Fosse Ardeatine: cosa può ancora dirci il monumento memoriale?

Fosse Ardeatine: cosa può ancora dirci il monumento memoriale?

Gli ottant'anni dall'eccidio

La Ricreazione è finita da un pezzo ma continuiamo a non voler tornare in Aula. Gli 80 anni dell’eccidio delle Ardeatine capitano in un momento in cui i tempi e le caratteristiche umane ci richiamano alla realtà dopo decenni di ricreazione da essa. È un opera di architettura, edificata alle Ardeatine in memoria dell’eccidio, a profetizzare il reale peso della memoria, per anni nascosta dall’illusione del progresso civile.


Cosa ci dice quell’opera di architettura alle Ardeatine? Ci dice che non è possibile mettere una pietra tombale sugli eventi tragici e collettivi di una comunità e non è ugualmente possibile lasciarli in piena vista, alla luce del sole, in evidenza, e alla mercé delle discussioni e delle recriminazioni. E noi, nonostante avessimo a disposizione il significato fattosi forma e arte, della giusta via della memoria, invece di capire, abbiamo passato questi decenni di ricreazione commemorando retoricamente quei morti e dividendoci sull’analisi di quell’evento.

Il monumento alle Ardeatine, nel realizzare il luogo di deposizione delle salme, su di esse mette una grande pietra in cemento, ma non sopra. La mette leggermente spostata dal suolo, sospesa, così da non lasciare alla vista del cielo le tombe ma facendo entrare la luce giusta per continuare a tenere in contatto i vivi e i morti.

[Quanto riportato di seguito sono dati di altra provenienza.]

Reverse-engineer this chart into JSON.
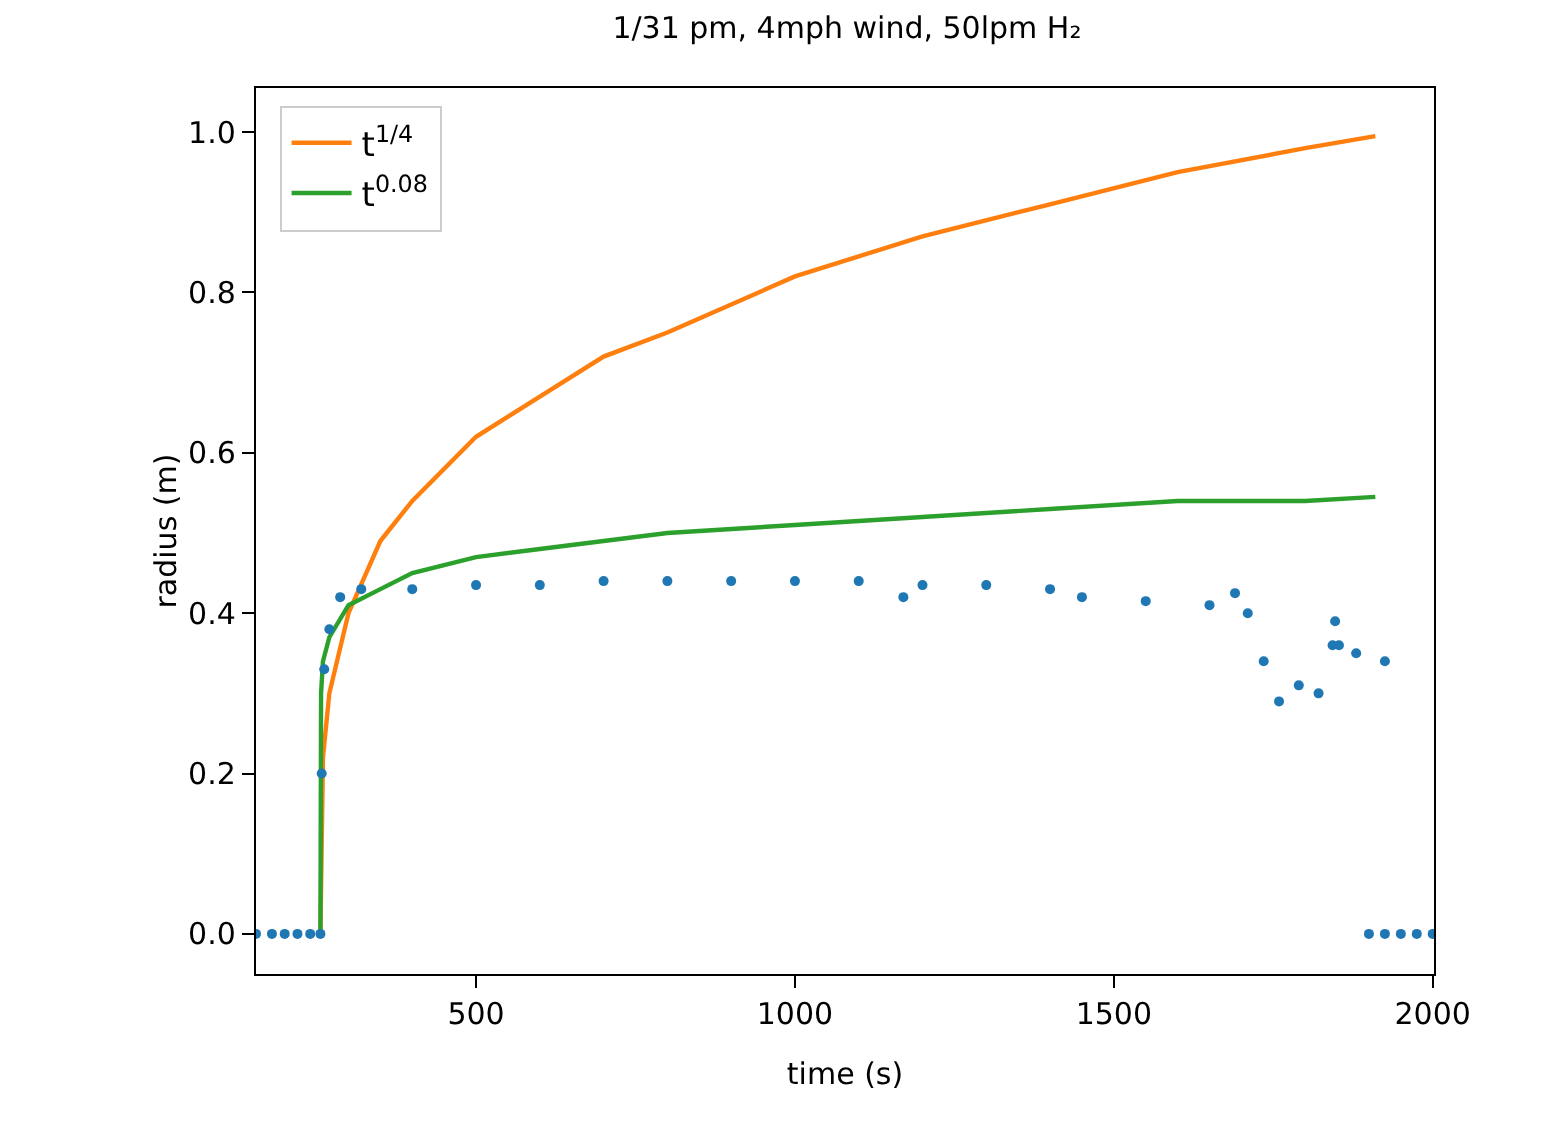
{
  "chart_data": {
    "type": "line",
    "title": "1/31 pm, 4mph wind, 50lpm H₂",
    "xlabel": "time (s)",
    "ylabel": "radius (m)",
    "xlim": [
      155,
      2002
    ],
    "ylim": [
      -0.05,
      1.055
    ],
    "xticks": [
      500,
      1000,
      1500,
      2000
    ],
    "yticks": [
      {
        "value": 0,
        "label": "0.0"
      },
      {
        "value": 0.2,
        "label": "0.2"
      },
      {
        "value": 0.4,
        "label": "0.4"
      },
      {
        "value": 0.6,
        "label": "0.6"
      },
      {
        "value": 0.8,
        "label": "0.8"
      },
      {
        "value": 1,
        "label": "1.0"
      }
    ],
    "grid": false,
    "legend": "top left",
    "series": [
      {
        "type": "scatter",
        "marker": "circle",
        "color": "#1f77b4",
        "x": [
          155,
          180,
          200,
          220,
          240,
          256,
          258,
          262,
          270,
          287,
          320,
          400,
          500,
          600,
          700,
          800,
          900,
          1000,
          1100,
          1170,
          1200,
          1300,
          1400,
          1450,
          1550,
          1650,
          1690,
          1710,
          1735,
          1759,
          1790,
          1821,
          1843,
          1847,
          1853,
          1880,
          1925,
          1900,
          1925,
          1950,
          1975,
          2000
        ],
        "values": [
          0,
          0,
          0,
          0,
          0,
          0,
          0.2,
          0.33,
          0.38,
          0.42,
          0.43,
          0.43,
          0.435,
          0.435,
          0.44,
          0.44,
          0.44,
          0.44,
          0.44,
          0.42,
          0.435,
          0.435,
          0.43,
          0.42,
          0.415,
          0.41,
          0.425,
          0.4,
          0.34,
          0.29,
          0.31,
          0.3,
          0.36,
          0.39,
          0.36,
          0.35,
          0.34,
          0,
          0,
          0,
          0,
          0
        ]
      },
      {
        "name": "t$^{1/4}$",
        "color": "#ff7f0e",
        "x": [
          256,
          260,
          270,
          300,
          350,
          400,
          500,
          600,
          700,
          800,
          1000,
          1200,
          1400,
          1600,
          1800,
          1910
        ],
        "values": [
          0,
          0.22,
          0.3,
          0.4,
          0.49,
          0.54,
          0.62,
          0.67,
          0.72,
          0.75,
          0.82,
          0.87,
          0.91,
          0.95,
          0.98,
          0.995
        ]
      },
      {
        "name": "t$^{0.08}$",
        "color": "#2ca02c",
        "x": [
          256,
          257,
          260,
          270,
          300,
          350,
          400,
          500,
          600,
          800,
          1000,
          1200,
          1400,
          1600,
          1800,
          1910
        ],
        "values": [
          0,
          0.3,
          0.34,
          0.37,
          0.41,
          0.43,
          0.45,
          0.47,
          0.48,
          0.5,
          0.51,
          0.52,
          0.53,
          0.54,
          0.54,
          0.545
        ]
      }
    ]
  }
}
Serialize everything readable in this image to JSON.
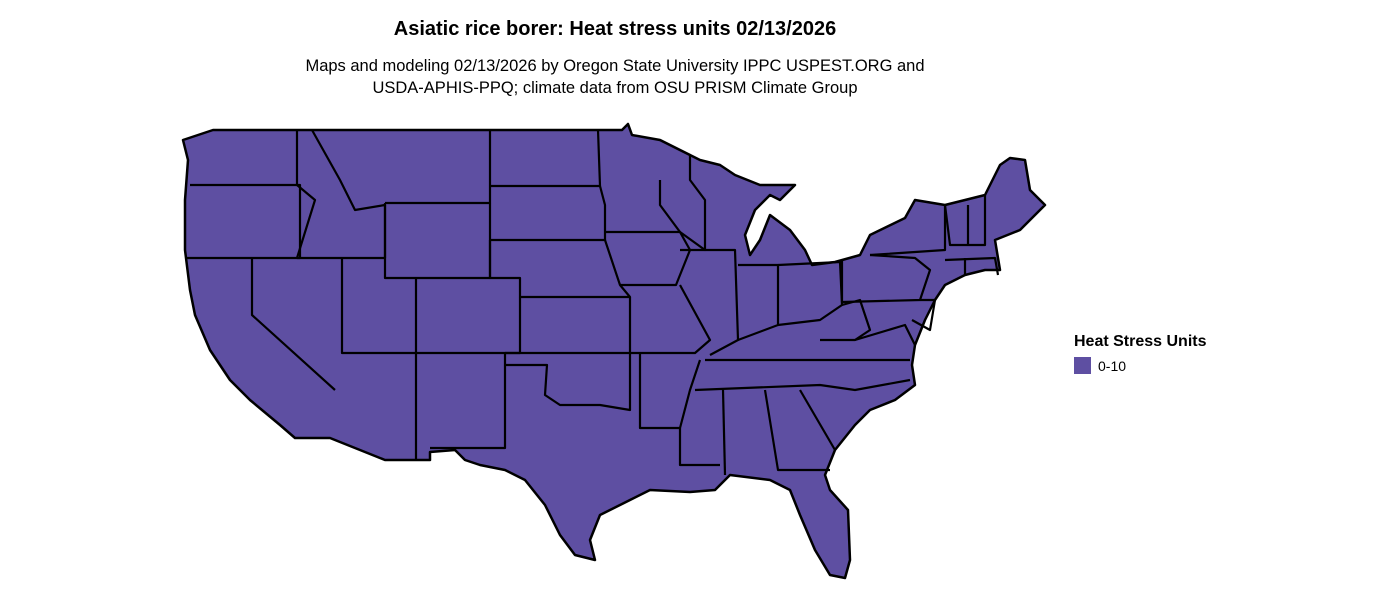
{
  "title": "Asiatic rice borer: Heat stress units 02/13/2026",
  "subtitle_line1": "Maps and modeling 02/13/2026 by Oregon State University IPPC USPEST.ORG and",
  "subtitle_line2": "USDA-APHIS-PPQ; climate data from OSU PRISM Climate Group",
  "legend": {
    "title": "Heat Stress Units",
    "items": [
      {
        "label": "0-10",
        "color": "#5e4fa2"
      }
    ]
  },
  "map": {
    "region": "Contiguous United States",
    "fill_color": "#5e4fa2",
    "border_color": "#000000"
  }
}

Una memoria operante non si costruisce mettendo una pietra sopra i fatti ma nemmeno strumentalizzandoli. Una memoria non può mai essere condivisa se sono i fatti quelli da condividere. Lo può essere, invece, se l’importante diventa il significato di quei fatti: il significato della guerra, che la luce che filtra sotto la pietra, illuminando le tombe, che conservano i protagonisti, ricorda.

Ciò che definiamo guerra non è un fenomeno cui si addice un giudizio di valore, etico o estetico, esattamente come non si addicono giudizi del genere, nei confronti di un sisma. La guerra è l’espressione violenta dei contatti e degli impatti tra le diverse comunità politiche, come il sisma è una delle espressioni della geologia sui contatti e gli impatti tra le grandi placche da cui è composta la crosta terrestre.

Non esisterebbe alcuna Nazione, alcuno Stato, di quelli che conosciamo, senza l’intervento della guerra, come non esisterebbe la Riviera dei Ciclopi senza il lento lavorio della Terra, intervallato da violenti fenomeni distruttivi, sismici e vulcanici. Quando le guerre sono politiche, non esistono ragioni e torti, oppure avvalli o opposizioni: esse si combattono, e ciò che ne deriva sarà la ragione di quell’evento bellico.

Le guerre in corso sono eventi politici, e noi, ormai disabituati, non essendo capaci di riconoscerle e comportarci di conseguenza, proviamo a riempirle di contenuti ideologici lì dove invece sono in gioco distinti interessi, di più comunità nazionali, legittime e sovrane. Una maniera isterica e pericolosa, che tracima nella mistificazione e nella propaganda ideologica, facendo mancare la lucidità in chi comunque è attore.

Ricordare le Ardeatine vuol dire non rendere vana quella tragedia, e quindi vuol dire non fare esorcismi di progresso democratico per scacciare dall’umanità la diavoleria del male ma non creare le condizioni che portano alla guerra. “La guerra non consiste solo di battaglie, o dell’atto di combattere, ma di un periodo di tempo, in cui la volontà di procedere o evitare di farla è sufficientemente nota”.